News

Residents resume fight against Sylvan St. office building



Published: September 5, 2008

DANVERS — Six years ago, Deanna St. John and her neighbors successfully fought off a second office building behind her house at 128 Sylvan St.

In 2002, the zoning board termed the project "overly ambitious for the lot" and the developer withdrew his plans.

On Monday, similar plans for this patch of woods, this time with a smaller building on a larger piece of land, is headed back to the Zoning Board of Appeals.

Then, as now, St. John thinks the project would put her in a fishbowl, with busy Sylvan Street at the front of her 1950s ranch-style house, and the new office building at the back.

Her yard slopes downhill, so privacy fences won't work.

"If I look out my bow window ... I will be looking right into the office building and they will be looking into my house," said St. John, 66, who shares her house with her grown son and grandson.

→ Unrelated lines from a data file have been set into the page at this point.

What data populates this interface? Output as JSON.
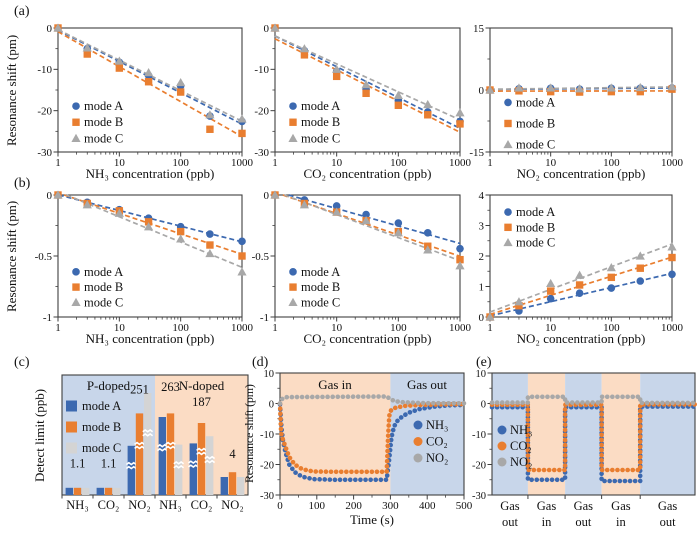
{
  "panel_labels": {
    "a": "(a)",
    "b": "(b)",
    "c": "(c)",
    "d": "(d)",
    "e": "(e)"
  },
  "colors": {
    "modeA": "#3C69B0",
    "modeB": "#E97E30",
    "modeC": "#A8A8A8",
    "modeC_bar": "#D4D4D4",
    "bg_blue": "#C8D6EA",
    "bg_orange": "#FBDCC4",
    "axis": "#3F3F3F"
  },
  "chart_data": [
    {
      "id": "a1",
      "type": "scatter",
      "xscale": "log",
      "xlabel": "NH₃ concentration (ppb)",
      "ylabel": "Resonance shift (pm)",
      "xlim": [
        1,
        1000
      ],
      "xticks": [
        1,
        10,
        100,
        1000
      ],
      "ylim": [
        -30,
        0
      ],
      "yticks": [
        0,
        -10,
        -20,
        -30
      ],
      "x": [
        1,
        3,
        10,
        30,
        100,
        300,
        1000
      ],
      "series": [
        {
          "name": "mode A",
          "marker": "circle",
          "color": "modeA",
          "y": [
            0,
            -5.0,
            -8.3,
            -11.5,
            -14.0,
            -21.3,
            -22.6
          ]
        },
        {
          "name": "mode B",
          "marker": "square",
          "color": "modeB",
          "y": [
            0,
            -6.3,
            -9.7,
            -13.0,
            -15.5,
            -24.5,
            -25.5
          ]
        },
        {
          "name": "mode C",
          "marker": "triangle",
          "color": "modeC",
          "y": [
            0,
            -4.8,
            -8.0,
            -10.8,
            -13.2,
            -21.0,
            -22.0
          ]
        }
      ]
    },
    {
      "id": "a2",
      "type": "scatter",
      "xscale": "log",
      "xlabel": "CO₂ concentration (ppb)",
      "ylabel": "Resonance shift (pm)",
      "xlim": [
        1,
        1000
      ],
      "xticks": [
        1,
        10,
        100,
        1000
      ],
      "ylim": [
        -30,
        0
      ],
      "yticks": [
        0,
        -10,
        -20,
        -30
      ],
      "x": [
        1,
        3,
        10,
        30,
        100,
        300,
        1000
      ],
      "series": [
        {
          "name": "mode A",
          "marker": "circle",
          "color": "modeA",
          "y": [
            0,
            -5.5,
            -10.5,
            -14.8,
            -17.5,
            -20.3,
            -22.6
          ]
        },
        {
          "name": "mode B",
          "marker": "square",
          "color": "modeB",
          "y": [
            0,
            -6.5,
            -11.7,
            -15.8,
            -18.7,
            -21.0,
            -23.2
          ]
        },
        {
          "name": "mode C",
          "marker": "triangle",
          "color": "modeC",
          "y": [
            0,
            -5.0,
            -10.0,
            -13.7,
            -16.3,
            -18.5,
            -20.5
          ]
        }
      ]
    },
    {
      "id": "a3",
      "type": "scatter",
      "xscale": "log",
      "xlabel": "NO₂ concentration (ppb)",
      "ylabel": "Resonance shift (pm)",
      "xlim": [
        1,
        1000
      ],
      "xticks": [
        1,
        10,
        100,
        1000
      ],
      "ylim": [
        -15,
        15
      ],
      "yticks": [
        15,
        0,
        -15
      ],
      "x": [
        1,
        3,
        10,
        30,
        100,
        300,
        1000
      ],
      "series": [
        {
          "name": "mode A",
          "marker": "circle",
          "color": "modeA",
          "y": [
            0,
            0.3,
            0.4,
            0.2,
            0.4,
            0.4,
            0.5
          ]
        },
        {
          "name": "mode B",
          "marker": "square",
          "color": "modeB",
          "y": [
            0,
            -0.2,
            -0.4,
            -0.5,
            -0.4,
            -0.4,
            0.2
          ]
        },
        {
          "name": "mode C",
          "marker": "triangle",
          "color": "modeC",
          "y": [
            0,
            0.5,
            0.5,
            0.3,
            0.5,
            0.6,
            0.8
          ]
        }
      ]
    },
    {
      "id": "b1",
      "type": "scatter",
      "xscale": "log",
      "xlabel": "NH₃ concentration (ppb)",
      "ylabel": "Resonance shift (pm)",
      "xlim": [
        1,
        1000
      ],
      "xticks": [
        1,
        10,
        100,
        1000
      ],
      "ylim": [
        -1,
        0
      ],
      "yticks": [
        0,
        -0.5,
        -1
      ],
      "x": [
        1,
        3,
        10,
        30,
        100,
        300,
        1000
      ],
      "series": [
        {
          "name": "mode A",
          "marker": "circle",
          "color": "modeA",
          "y": [
            0,
            -0.06,
            -0.12,
            -0.19,
            -0.26,
            -0.32,
            -0.38
          ]
        },
        {
          "name": "mode B",
          "marker": "square",
          "color": "modeB",
          "y": [
            0,
            -0.07,
            -0.13,
            -0.22,
            -0.3,
            -0.41,
            -0.5
          ]
        },
        {
          "name": "mode C",
          "marker": "triangle",
          "color": "modeC",
          "y": [
            0,
            -0.08,
            -0.15,
            -0.26,
            -0.36,
            -0.48,
            -0.63
          ]
        }
      ]
    },
    {
      "id": "b2",
      "type": "scatter",
      "xscale": "log",
      "xlabel": "CO₂ concentration (ppb)",
      "ylabel": "Resonance shift (pm)",
      "xlim": [
        1,
        1000
      ],
      "xticks": [
        1,
        10,
        100,
        1000
      ],
      "ylim": [
        -1,
        0
      ],
      "yticks": [
        0,
        -0.5,
        -1
      ],
      "x": [
        1,
        3,
        10,
        30,
        100,
        300,
        1000
      ],
      "series": [
        {
          "name": "mode A",
          "marker": "circle",
          "color": "modeA",
          "y": [
            0,
            -0.04,
            -0.09,
            -0.16,
            -0.23,
            -0.31,
            -0.44
          ]
        },
        {
          "name": "mode B",
          "marker": "square",
          "color": "modeB",
          "y": [
            0,
            -0.07,
            -0.14,
            -0.21,
            -0.3,
            -0.42,
            -0.53
          ]
        },
        {
          "name": "mode C",
          "marker": "triangle",
          "color": "modeC",
          "y": [
            0,
            -0.08,
            -0.14,
            -0.21,
            -0.31,
            -0.45,
            -0.58
          ]
        }
      ]
    },
    {
      "id": "b3",
      "type": "scatter",
      "xscale": "log",
      "xlabel": "NO₂ concentration (ppb)",
      "ylabel": "Resonance shift (pm)",
      "xlim": [
        1,
        1000
      ],
      "xticks": [
        1,
        10,
        100,
        1000
      ],
      "ylim": [
        0,
        4
      ],
      "yticks": [
        0,
        1,
        2,
        3,
        4
      ],
      "x": [
        1,
        3,
        10,
        30,
        100,
        300,
        1000
      ],
      "series": [
        {
          "name": "mode A",
          "marker": "circle",
          "color": "modeA",
          "y": [
            0,
            0.2,
            0.6,
            0.78,
            0.95,
            1.18,
            1.4
          ]
        },
        {
          "name": "mode B",
          "marker": "square",
          "color": "modeB",
          "y": [
            0,
            0.37,
            0.85,
            1.05,
            1.3,
            1.6,
            1.95
          ]
        },
        {
          "name": "mode C",
          "marker": "triangle",
          "color": "modeC",
          "y": [
            0,
            0.5,
            1.1,
            1.37,
            1.62,
            2.0,
            2.3
          ]
        }
      ]
    },
    {
      "id": "c",
      "type": "bar",
      "ylabel": "Detect limit (ppb)",
      "note": "broken-axis bar chart; bar heights are relative, true values shown as annotations (ppb)",
      "regions": [
        {
          "label": "P-doped",
          "bg": "bg_blue",
          "span": [
            0,
            3
          ]
        },
        {
          "label": "N-doped",
          "bg": "bg_orange",
          "span": [
            3,
            6
          ]
        }
      ],
      "categories": [
        "NH₃",
        "CO₂",
        "NO₂",
        "NH₃",
        "CO₂",
        "NO₂"
      ],
      "legend": [
        {
          "name": "mode A",
          "color": "modeA"
        },
        {
          "name": "mode B",
          "color": "modeB"
        },
        {
          "name": "mode C",
          "color": "modeC_bar"
        }
      ],
      "groups": [
        {
          "values": [
            0.06,
            0.06,
            0.06
          ],
          "annotation": "1.1",
          "ann_yfrac": 0.77
        },
        {
          "values": [
            0.06,
            0.06,
            0.06
          ],
          "annotation": "1.1",
          "ann_yfrac": 0.77
        },
        {
          "values": [
            0.41,
            0.68,
            0.85
          ],
          "annotation": "251",
          "ann_yfrac": 0.155
        },
        {
          "values": [
            0.65,
            0.68,
            0.42
          ],
          "annotation": "263",
          "ann_yfrac": 0.135
        },
        {
          "values": [
            0.43,
            0.6,
            0.49
          ],
          "annotation": "187",
          "ann_yfrac": 0.26
        },
        {
          "values": [
            0.15,
            0.19,
            0.15
          ],
          "annotation": "4",
          "ann_yfrac": 0.69
        }
      ]
    },
    {
      "id": "d",
      "type": "time",
      "xlabel": "Time (s)",
      "ylabel": "Resonance shift (pm)",
      "xlim": [
        0,
        500
      ],
      "xticks": [
        0,
        100,
        200,
        300,
        400,
        500
      ],
      "ylim": [
        -30,
        10
      ],
      "yticks": [
        10,
        0,
        -10,
        -20,
        -30
      ],
      "regions": [
        {
          "label": "Gas in",
          "bg": "bg_orange",
          "span": [
            0,
            300
          ]
        },
        {
          "label": "Gas out",
          "bg": "bg_blue",
          "span": [
            300,
            500
          ]
        }
      ],
      "legend": [
        {
          "name": "NH₃",
          "color": "modeA"
        },
        {
          "name": "CO₂",
          "color": "modeB"
        },
        {
          "name": "NO₂",
          "color": "modeC"
        }
      ],
      "series": [
        {
          "name": "NH₃",
          "color": "modeA",
          "points": [
            [
              0,
              -0.3
            ],
            [
              4,
              -8
            ],
            [
              8,
              -12
            ],
            [
              15,
              -16
            ],
            [
              25,
              -20
            ],
            [
              40,
              -22.5
            ],
            [
              60,
              -24
            ],
            [
              90,
              -24.8
            ],
            [
              150,
              -25
            ],
            [
              290,
              -25
            ],
            [
              297,
              -18
            ],
            [
              303,
              -11
            ],
            [
              310,
              -7.5
            ],
            [
              320,
              -5.5
            ],
            [
              335,
              -4
            ],
            [
              355,
              -2.8
            ],
            [
              380,
              -1.8
            ],
            [
              420,
              -1
            ],
            [
              460,
              -0.6
            ],
            [
              500,
              -0.5
            ]
          ]
        },
        {
          "name": "CO₂",
          "color": "modeB",
          "points": [
            [
              0,
              0
            ],
            [
              3,
              -9.5
            ],
            [
              7,
              -11.5
            ],
            [
              14,
              -14
            ],
            [
              25,
              -17.5
            ],
            [
              40,
              -20
            ],
            [
              60,
              -21.5
            ],
            [
              90,
              -22.3
            ],
            [
              150,
              -22.4
            ],
            [
              290,
              -22.4
            ],
            [
              294,
              -10
            ],
            [
              297,
              -4
            ],
            [
              302,
              -2.2
            ],
            [
              315,
              -1.3
            ],
            [
              340,
              -0.8
            ],
            [
              380,
              -0.5
            ],
            [
              440,
              -0.3
            ],
            [
              500,
              -0.2
            ]
          ]
        },
        {
          "name": "NO₂",
          "color": "modeC",
          "points": [
            [
              0,
              0
            ],
            [
              4,
              1.3
            ],
            [
              10,
              1.9
            ],
            [
              20,
              2.1
            ],
            [
              150,
              2.2
            ],
            [
              290,
              2.3
            ],
            [
              300,
              1.4
            ],
            [
              312,
              0.8
            ],
            [
              330,
              0.45
            ],
            [
              360,
              0.25
            ],
            [
              400,
              0.1
            ],
            [
              500,
              0.05
            ]
          ]
        }
      ]
    },
    {
      "id": "e",
      "type": "steps",
      "ylim": [
        -30,
        10
      ],
      "yticks": [
        10,
        0,
        -10,
        -20,
        -30
      ],
      "regions": [
        {
          "line1": "Gas",
          "line2": "out",
          "bg": "bg_blue",
          "span": [
            0,
            0.177
          ]
        },
        {
          "line1": "Gas",
          "line2": "in",
          "bg": "bg_orange",
          "span": [
            0.177,
            0.36
          ]
        },
        {
          "line1": "Gas",
          "line2": "out",
          "bg": "bg_blue",
          "span": [
            0.36,
            0.54
          ]
        },
        {
          "line1": "Gas",
          "line2": "in",
          "bg": "bg_orange",
          "span": [
            0.54,
            0.73
          ]
        },
        {
          "line1": "Gas",
          "line2": "out",
          "bg": "bg_blue",
          "span": [
            0.73,
            1
          ]
        }
      ],
      "legend": [
        {
          "name": "NH₃",
          "color": "modeA"
        },
        {
          "name": "CO₂",
          "color": "modeB"
        },
        {
          "name": "NO₂",
          "color": "modeC"
        }
      ],
      "series": [
        {
          "name": "NH₃",
          "color": "modeA",
          "levels": [
            -1.2,
            -25.0,
            -1.2,
            -25.4,
            -1.0
          ]
        },
        {
          "name": "CO₂",
          "color": "modeB",
          "levels": [
            -0.4,
            -21.8,
            -0.4,
            -21.8,
            -0.3
          ]
        },
        {
          "name": "NO₂",
          "color": "modeC",
          "levels": [
            0.3,
            2.2,
            0.3,
            2.2,
            0.2
          ]
        }
      ]
    }
  ]
}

The developer and owner of an existing professional office building at 130 Sylvan St., John Giacalone, wants to build a Colonial-style, 7,000-square-foot, two-floor office building, down from 12,000 square feet and three floors six years ago.

Giacalone was able to enlarge his land from just over an acre to just under two acres after he bought the house next door to St. John at 124 Sylvan St. for $425,000.

"We bought the blue house to give it a little more space," Giacalone said.

St. John and another neighbor, Betty Almeida of 120 Sylvan St., are again trying to galvanize the neighborhood to thwart the office building.

"My concern is there isn't enough parking," Almeida said. "The driveway would have to be widened for a fire engine to come down with two buildings on the property. It's just a disaster waiting to happen."

The developer said he is trying to cooperate with neighbors and historic preservationists by keeping the home he bought intact as he splits off a portion of the backyard to make way for parking and landscaping.

"We try to cooperate with them," said Giacalone, "but every time we turn around it's something else."

The problem for neighbors is their homes border a commercial zone that also includes the likes of Dick's Sporting Goods and the Liberty Tree Mall to the east. The new office building is proposed for land in this commercial zone.

But to get permission to build, Giacalone needs a variance from the zoning board because he lacks the required 100-foot side setback and 50-foot landscape buffer from St. John's house. Such setbacks are meant to shield homes from busy shopping centers and commercial developments.

Plans show a 26-foot-wide landscape buffer and a 75-foot setback.

St. John said she has rejected offers from a representative of the developer to buy her home in the past, wondering what would happen to her and her family if she sold out. She has owned the home since 1997.

Giacalone said he was willing to pay more than market value for her home, which is assessed at $341,600, but not the $700,000 to $1 million the family sought.

Giacalone said he would install fences, trees and use the proper lighting to reduce the impact on St. John.

"No matter what he does," St. John said, "my privacy is gone. And once you do that, the value of my property is different."